Decades of quaternary research in Eastern Africa: Implications for sustainable future

5th EAQUA Workshop, Mukono, Uganda, 4-7 July 2017

The 5th East African Quaternary Research Association (EAQUA) workshop was themed “Decades of Quaternary Research in Eastern Africa: Implications for Sustainable Future”. It was intended to foster ways of integrating the long-term scientific information of various paleo studies in eastern Africa from the last six decades to address future environmental challenges in the region. In addition, the workshop was meant to integrate the rich paleo information into practical applications to address the social and environmental challenges affecting the region.

The workshop was attended by over 60 research scientists from Eastern Africa, Ethiopia, Malawi, West Africa, Southern Africa, Europe and USA. More than 40 research papers were presented under several sub-themes that addressed the rich Quaternary environments of eastern Africa. The sub-themes included Regional Climate Dynamics for Eastern Africa; Quaternary Human-Environment interactions in Eastern Africa; Anthropology, Archaeology and Paleontology in Eastern Africa; Natural and Cultural Heritage in Eastern Africa; and Paleoscience in other regions of Africa. The keynote papers reviewed the long-term environmental dynamics of the region, and presented the output of 30 years of paleontological research in Eastern Africa, in particular from the Napak region in Uganda, which yields immense paleo information with significant deposits of fossil records spanning the last 20 Ma. While the region is covered by Savanna nowadays, geological studies have revealed evidence of patchily distributed flowing rivers and streams, including swamps 20 Ma ago. Furthermore, the discovery of remains of the extinct genus of hominoid primate Ugandapithecus and the assemblages of land snails indicate the presence of a tropical rainforest. Aquatic fossil remains suggest the presence of fresh water bodies.

Figure 1: Source of the Nile at Jinja, Uganda.

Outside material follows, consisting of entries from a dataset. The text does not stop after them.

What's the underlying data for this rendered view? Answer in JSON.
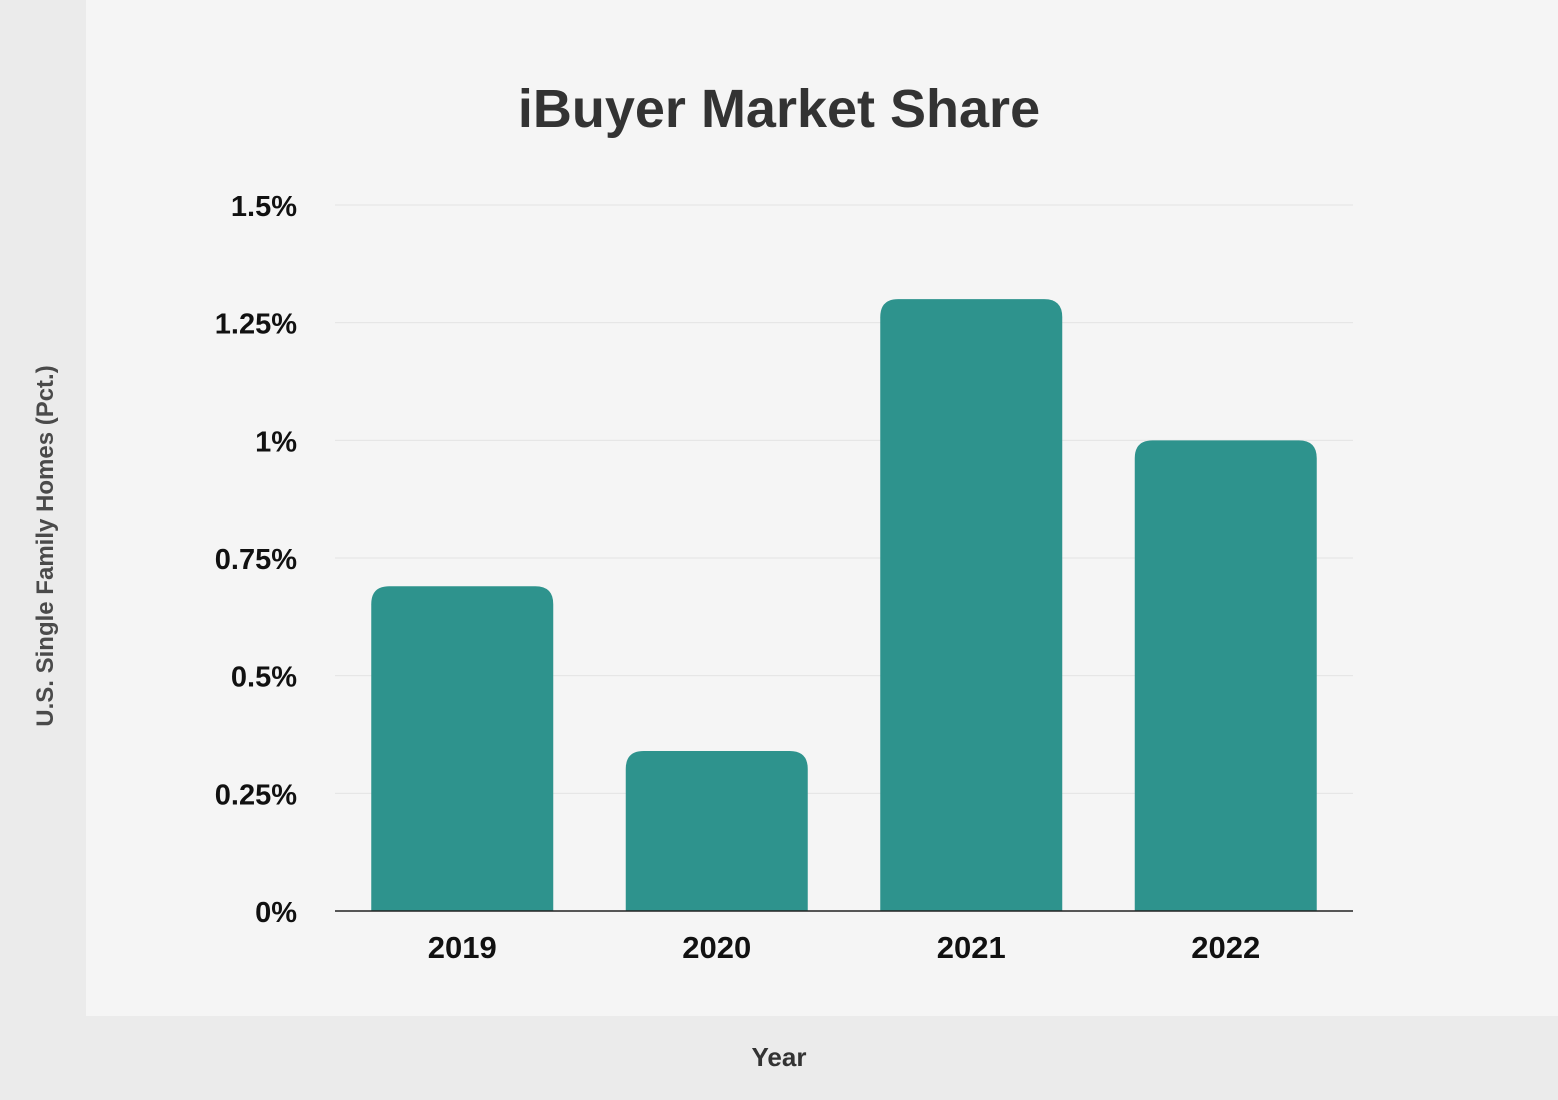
{
  "chart_data": {
    "type": "bar",
    "title": "iBuyer Market Share",
    "xlabel": "Year",
    "ylabel": "U.S. Single Family Homes (Pct.)",
    "categories": [
      "2019",
      "2020",
      "2021",
      "2022"
    ],
    "values": [
      0.69,
      0.34,
      1.3,
      1.0
    ],
    "ylim": [
      0,
      1.5
    ],
    "yticks": [
      0,
      0.25,
      0.5,
      0.75,
      1,
      1.25,
      1.5
    ],
    "ytick_labels": [
      "0%",
      "0.25%",
      "0.5%",
      "0.75%",
      "1%",
      "1.25%",
      "1.5%"
    ],
    "grid": true,
    "legend": "none",
    "bar_color": "#2e938d"
  }
}
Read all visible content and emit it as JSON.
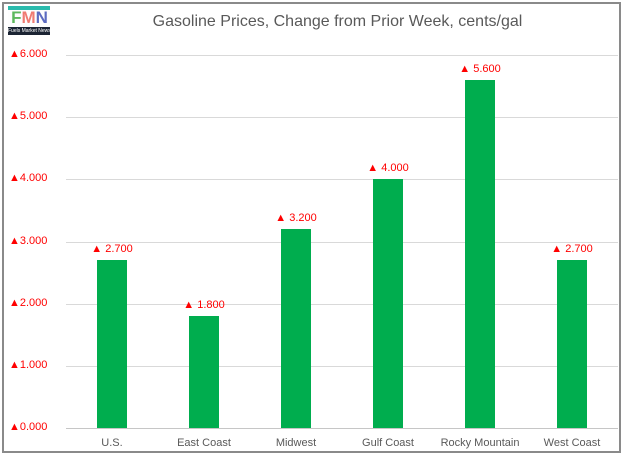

East Africa is believed to be the origin place of humankind, as most of the early hominid fossils were found in this region. When East Africa became drier in the Late Miocene, animals already adapted to a drier environment in the South dispersed to East Africa. The development of the Cenozoic East African Rift System, which greatly re-shaped the landscape of the region, triggered the early hominin evolution and also led to the formation of isolated rift lakes and development of amplifier lakes (Trauth et al. 2010) in the basins three million years ago. The tectonic activity significantly contributed to the exceptional sensitivity of Eastern Africa to climate change, compared to other parts of the African continent. Thus, the last two Ma in East Africa are characterized by variable climate conditions with high fluctuating lake levels (Fig. 1) and complete desiccation of Lake Victoria during the late Pleistocene. The West Nile sector of the Albertine Rift contains fossiliferous Mio-Pliocene deposits, similar in age to parts of the succession in Kenya, where early evidence of bipedal hominids was discovered.

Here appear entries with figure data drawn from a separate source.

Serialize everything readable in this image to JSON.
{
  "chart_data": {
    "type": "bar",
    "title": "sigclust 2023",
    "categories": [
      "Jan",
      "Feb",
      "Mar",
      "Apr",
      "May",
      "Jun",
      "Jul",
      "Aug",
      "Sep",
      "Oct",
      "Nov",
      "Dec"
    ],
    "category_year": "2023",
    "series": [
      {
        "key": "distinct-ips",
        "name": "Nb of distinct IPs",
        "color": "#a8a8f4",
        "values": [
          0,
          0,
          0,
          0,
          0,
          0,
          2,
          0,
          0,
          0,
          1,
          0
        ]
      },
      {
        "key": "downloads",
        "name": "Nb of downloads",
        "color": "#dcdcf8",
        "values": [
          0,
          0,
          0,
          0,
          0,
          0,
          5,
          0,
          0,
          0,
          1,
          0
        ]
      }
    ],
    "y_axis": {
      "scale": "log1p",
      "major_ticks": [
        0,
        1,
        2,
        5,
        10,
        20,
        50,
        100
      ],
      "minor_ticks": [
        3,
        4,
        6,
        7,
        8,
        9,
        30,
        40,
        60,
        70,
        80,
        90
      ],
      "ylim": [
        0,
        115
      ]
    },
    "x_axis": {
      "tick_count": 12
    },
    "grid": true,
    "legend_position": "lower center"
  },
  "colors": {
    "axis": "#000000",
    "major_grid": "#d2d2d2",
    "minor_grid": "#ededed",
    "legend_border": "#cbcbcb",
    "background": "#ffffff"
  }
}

Climate change in the past and the consequential ecosystems changes have been seen to play a critical role in shaping the evolution trajectories in East Africa. Recent climatic variations in the region at decadal and centennial scales are characterized by strong rainfall seasonality resulting from the annual migration of the Intertropical Convergence Zone. This interannual variability is also linked to other mechanisms such as sea-surface temperature anomalies attributed to the Indian Ocean Dipole and El Niño/Southern Oscillation. The East African region is also known for the existence of rock art sites coupled with lithic fragments and pottery - an indication of the presence of hunter-gatherer systems.

The paleo data of this workshop will be integrated in the assessment of future issues in the region and the proceedings of this workshop will be published as a special issue in a peer-reviewed journal.